La loi antidéficit a beau avoir été adoptée à l'unanimité par l'Assemblée nationale en décembre 1996, elle n'a pas empêché le gouvernement de faire des déficits à 11 reprises depuis son adoption, dont 6 de suite depuis 2008-2009.

Malgré ses limites évidentes, la loi est toujours nécessaire, mais l'idée d'y donner plus de pouvoir est à envisager.

À la veille du dépôt d'un nouveau budget, La Presse Affaires a demandé l'avis sur cette question à des économistes, un fiscaliste et deux anciens titulaires du ministère des Finances.

«C'est ce qu'il fallait faire»

La loi sur l'équilibre budgétaire, «c'est ce qu'il fallait faire», soutient Bernard Landry, ministre provincial des Finances à l'époque de l'adoption de la loi. Il était à la barre quand le gouvernement du Québec a réalisé un premier surplus budgétaire en 40 ans, lors de l'exercice 1998-1999.

Il a peine à imaginer dans quel état se retrouveraient aujourd'hui les finances du Québec sans cette loi.

Pour sa part, Luc Godbout, directeur du département de fiscalité de l'Université de Sherbrooke, croit que l'apport le plus important de la loi antidéficit a été de forcer les gouvernements successifs à Québec à atteindre l'équilibre budgétaire quand la croissance économique est au rendez-vous. Une discipline qui a échappé à des pays comme la Grèce ou la France, qui ont enregistré déficit par-dessus déficit depuis 1997.

Le professeur donne l'exemple des agences de notation. Avant la loi sur l'équilibre budgétaire, l'agence Moody's a décoté la dette du Québec deux fois et a menacé de la décoter une troisième fois.

Depuis la loi, Moody's a augmenté la cote de crédit du Québec trois fois, d'abord en 2001 et à deux reprises en 2006.

Des déficits à répétition depuis la récession

«La loi a assez bien fonctionné de 1996 à 2008», dit M. Godbout, avant d'ajouter: «jusqu'au moment où l'on a eu besoin de la suspendre».

Quand la récession a frappé, le gouvernement a en effet suspendu, de mars 2009 à mars 2013, les dispositions de la loi qui empêchent de réaliser un déficit.

«On a une loi sur papier, mais le gouvernement est capable de ne pas la respecter», dit Stéphane Leblanc, fiscaliste associé chez Ernst & Young, peu impressionné par les résultats.

Le gouvernement du Parti québécois a annoncé l'automne dernier qu'il reportait d'un an l'atteinte du déficit zéro, d'abord prévu en 2013-2014, ce qui implique un nouveau changement à la loi.

«La loi sur l'équilibre budgétaire sera modifiée (lors de la mise en oeuvre du budget 2014-2015) pour établir les objectifs visés de déficit», lisait-on en novembre dernier dans la mise à jour sur la situation économique et financière du Québec.
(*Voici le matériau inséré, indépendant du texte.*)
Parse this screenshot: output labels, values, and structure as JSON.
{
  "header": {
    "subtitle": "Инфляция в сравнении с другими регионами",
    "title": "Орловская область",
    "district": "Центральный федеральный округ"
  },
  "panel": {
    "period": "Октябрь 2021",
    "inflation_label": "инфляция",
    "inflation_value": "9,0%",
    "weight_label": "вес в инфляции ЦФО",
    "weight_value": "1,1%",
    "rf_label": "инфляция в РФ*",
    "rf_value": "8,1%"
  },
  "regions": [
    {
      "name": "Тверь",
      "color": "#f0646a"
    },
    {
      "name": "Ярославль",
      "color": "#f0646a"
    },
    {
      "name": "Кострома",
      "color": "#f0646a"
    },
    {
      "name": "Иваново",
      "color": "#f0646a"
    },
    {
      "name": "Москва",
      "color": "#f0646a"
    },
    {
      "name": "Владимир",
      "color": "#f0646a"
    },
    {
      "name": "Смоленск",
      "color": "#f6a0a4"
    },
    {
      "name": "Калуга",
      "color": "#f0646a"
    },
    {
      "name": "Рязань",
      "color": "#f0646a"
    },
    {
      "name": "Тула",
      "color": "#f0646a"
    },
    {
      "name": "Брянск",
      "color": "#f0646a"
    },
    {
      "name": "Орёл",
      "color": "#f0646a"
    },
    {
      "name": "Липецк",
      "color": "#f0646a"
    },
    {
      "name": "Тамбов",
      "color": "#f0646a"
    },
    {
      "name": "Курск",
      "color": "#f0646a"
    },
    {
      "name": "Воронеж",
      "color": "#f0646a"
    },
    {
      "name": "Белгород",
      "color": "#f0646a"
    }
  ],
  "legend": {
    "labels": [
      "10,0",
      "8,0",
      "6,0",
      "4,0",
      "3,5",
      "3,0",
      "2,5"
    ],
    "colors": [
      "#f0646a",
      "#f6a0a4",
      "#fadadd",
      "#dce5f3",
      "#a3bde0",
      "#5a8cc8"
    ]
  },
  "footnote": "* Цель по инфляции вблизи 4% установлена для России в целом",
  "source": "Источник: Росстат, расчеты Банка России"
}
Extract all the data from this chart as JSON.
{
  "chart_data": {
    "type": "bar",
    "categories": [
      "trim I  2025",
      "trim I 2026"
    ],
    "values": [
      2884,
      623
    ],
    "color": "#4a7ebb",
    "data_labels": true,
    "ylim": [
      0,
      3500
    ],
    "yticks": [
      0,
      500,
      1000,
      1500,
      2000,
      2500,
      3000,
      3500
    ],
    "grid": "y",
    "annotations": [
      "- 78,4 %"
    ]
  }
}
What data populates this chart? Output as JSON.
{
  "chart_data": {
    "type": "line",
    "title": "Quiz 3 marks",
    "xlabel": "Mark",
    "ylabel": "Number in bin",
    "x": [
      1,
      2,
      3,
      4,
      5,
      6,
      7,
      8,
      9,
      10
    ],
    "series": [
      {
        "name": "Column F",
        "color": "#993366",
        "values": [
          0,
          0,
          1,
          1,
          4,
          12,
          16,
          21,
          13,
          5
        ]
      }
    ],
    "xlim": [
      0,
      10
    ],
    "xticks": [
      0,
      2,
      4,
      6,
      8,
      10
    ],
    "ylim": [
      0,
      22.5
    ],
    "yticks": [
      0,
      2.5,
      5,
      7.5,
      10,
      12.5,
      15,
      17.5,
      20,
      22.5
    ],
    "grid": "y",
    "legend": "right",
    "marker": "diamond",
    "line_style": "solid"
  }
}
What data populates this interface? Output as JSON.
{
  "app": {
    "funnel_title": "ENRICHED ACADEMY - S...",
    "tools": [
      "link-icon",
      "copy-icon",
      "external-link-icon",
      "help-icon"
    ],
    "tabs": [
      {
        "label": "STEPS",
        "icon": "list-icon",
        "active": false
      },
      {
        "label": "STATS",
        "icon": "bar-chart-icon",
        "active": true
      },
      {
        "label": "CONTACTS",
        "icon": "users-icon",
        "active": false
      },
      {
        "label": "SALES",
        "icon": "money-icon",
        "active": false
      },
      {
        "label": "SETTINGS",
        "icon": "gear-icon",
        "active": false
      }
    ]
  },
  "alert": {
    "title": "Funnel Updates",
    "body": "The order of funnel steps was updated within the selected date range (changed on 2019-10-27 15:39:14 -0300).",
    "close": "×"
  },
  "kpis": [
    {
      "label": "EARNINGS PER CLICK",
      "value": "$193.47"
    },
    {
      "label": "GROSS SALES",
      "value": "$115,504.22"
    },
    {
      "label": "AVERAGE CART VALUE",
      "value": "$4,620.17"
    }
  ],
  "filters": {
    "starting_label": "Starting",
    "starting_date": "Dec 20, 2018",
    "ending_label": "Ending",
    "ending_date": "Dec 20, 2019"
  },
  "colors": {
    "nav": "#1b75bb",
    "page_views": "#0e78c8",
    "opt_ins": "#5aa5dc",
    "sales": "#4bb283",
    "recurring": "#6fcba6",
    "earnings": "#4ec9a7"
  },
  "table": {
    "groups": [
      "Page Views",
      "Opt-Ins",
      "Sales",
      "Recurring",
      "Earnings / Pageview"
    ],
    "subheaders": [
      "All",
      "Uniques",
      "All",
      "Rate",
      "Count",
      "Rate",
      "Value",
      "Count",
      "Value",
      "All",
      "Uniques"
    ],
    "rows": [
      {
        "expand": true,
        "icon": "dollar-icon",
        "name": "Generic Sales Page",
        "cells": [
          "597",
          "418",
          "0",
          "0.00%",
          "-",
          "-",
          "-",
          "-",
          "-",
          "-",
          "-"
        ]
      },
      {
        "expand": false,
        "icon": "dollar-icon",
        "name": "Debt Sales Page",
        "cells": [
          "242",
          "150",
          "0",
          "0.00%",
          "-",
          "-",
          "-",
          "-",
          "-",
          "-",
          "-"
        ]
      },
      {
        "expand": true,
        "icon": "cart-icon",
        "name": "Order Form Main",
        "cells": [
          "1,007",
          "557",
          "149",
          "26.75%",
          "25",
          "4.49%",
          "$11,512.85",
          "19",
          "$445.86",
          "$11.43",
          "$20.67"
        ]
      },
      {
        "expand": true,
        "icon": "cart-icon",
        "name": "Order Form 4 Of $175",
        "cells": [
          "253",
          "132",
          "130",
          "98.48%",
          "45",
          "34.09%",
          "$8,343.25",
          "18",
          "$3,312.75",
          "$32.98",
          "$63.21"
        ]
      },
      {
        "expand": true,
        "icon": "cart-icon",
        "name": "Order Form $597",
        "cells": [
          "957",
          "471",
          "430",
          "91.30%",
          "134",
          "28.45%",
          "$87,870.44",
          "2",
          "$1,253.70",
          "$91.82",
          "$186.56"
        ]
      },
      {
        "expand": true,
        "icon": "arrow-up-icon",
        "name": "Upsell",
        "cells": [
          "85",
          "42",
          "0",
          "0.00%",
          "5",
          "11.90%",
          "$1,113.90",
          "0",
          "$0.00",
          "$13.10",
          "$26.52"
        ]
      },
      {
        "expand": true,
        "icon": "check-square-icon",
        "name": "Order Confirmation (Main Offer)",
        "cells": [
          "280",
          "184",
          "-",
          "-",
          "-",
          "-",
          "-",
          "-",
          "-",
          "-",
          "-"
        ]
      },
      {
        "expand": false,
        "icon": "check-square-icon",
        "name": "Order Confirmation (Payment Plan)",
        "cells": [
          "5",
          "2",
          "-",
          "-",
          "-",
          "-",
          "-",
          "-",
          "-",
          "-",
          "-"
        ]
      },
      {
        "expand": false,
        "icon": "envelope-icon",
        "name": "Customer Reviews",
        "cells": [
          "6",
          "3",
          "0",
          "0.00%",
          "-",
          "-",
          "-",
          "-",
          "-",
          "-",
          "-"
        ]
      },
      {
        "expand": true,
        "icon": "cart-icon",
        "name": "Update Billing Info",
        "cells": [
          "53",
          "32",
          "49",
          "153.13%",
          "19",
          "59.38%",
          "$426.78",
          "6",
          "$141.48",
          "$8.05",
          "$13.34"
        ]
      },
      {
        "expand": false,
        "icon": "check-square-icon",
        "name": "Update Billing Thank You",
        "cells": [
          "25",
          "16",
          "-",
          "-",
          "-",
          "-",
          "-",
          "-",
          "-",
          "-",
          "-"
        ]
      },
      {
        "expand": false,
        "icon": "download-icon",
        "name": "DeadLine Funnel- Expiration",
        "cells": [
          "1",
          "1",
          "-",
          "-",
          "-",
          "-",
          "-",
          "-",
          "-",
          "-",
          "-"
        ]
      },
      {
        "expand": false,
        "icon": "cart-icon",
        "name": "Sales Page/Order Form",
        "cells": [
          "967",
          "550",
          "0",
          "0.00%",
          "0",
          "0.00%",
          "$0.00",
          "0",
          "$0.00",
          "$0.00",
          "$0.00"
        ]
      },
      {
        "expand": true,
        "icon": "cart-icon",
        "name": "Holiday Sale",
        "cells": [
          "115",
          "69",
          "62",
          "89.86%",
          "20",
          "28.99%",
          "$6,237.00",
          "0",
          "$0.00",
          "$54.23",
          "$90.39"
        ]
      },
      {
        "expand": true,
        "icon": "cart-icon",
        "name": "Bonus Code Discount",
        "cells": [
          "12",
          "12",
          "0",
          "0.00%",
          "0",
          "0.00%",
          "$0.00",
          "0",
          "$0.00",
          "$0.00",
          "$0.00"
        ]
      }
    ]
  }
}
Ces modifications successives affaiblissent la portée de la loi, d'après Michel Audet, ministre des Finances de 2005 à 2007 sous le gouvernement de Jean Charest et aujourd'hui administrateur de sociétés.

«[Au gré des amendements], il y a une marge de manoeuvre politique qui s'est dégagée et c'est dommage, déplore-t-il. La loi, c'était et c'est toujours une façon de contraindre l'État de vivre selon ses moyens», dit celui qui parle d'expérience, puisqu'il a eu à préparer des budgets en ayant à l'esprit le respect de la loi antidéficit.

Il souhaiterait maintenant qu'une commission parlementaire étudie les façons de rendre plus efficace la loi.

Pour d'autres, comme Yves St-Maurice, économiste en chef adjoint au Mouvement Desjardins, la loi, malgré ses défauts, garde sa raison d'être. «Si le gouvernement obtient l'équilibre budgétaire en 2015-2016, il n'y a pas nécessairement lieu de changer la loi», dit-il.

Depuis 1996

Adoptée le 19 décembre 1996, la loi qui s'appelait alors Loi sur l'élimination du déficit et l'équilibre budgétaire prévoyait l'atteinte du déficit zéro en trois ans. Finalement, le gouvernement a réussi à présenter un premier surplus budgétaire un an plus tôt que prévu, lors de l'exercice financier 1998-1999.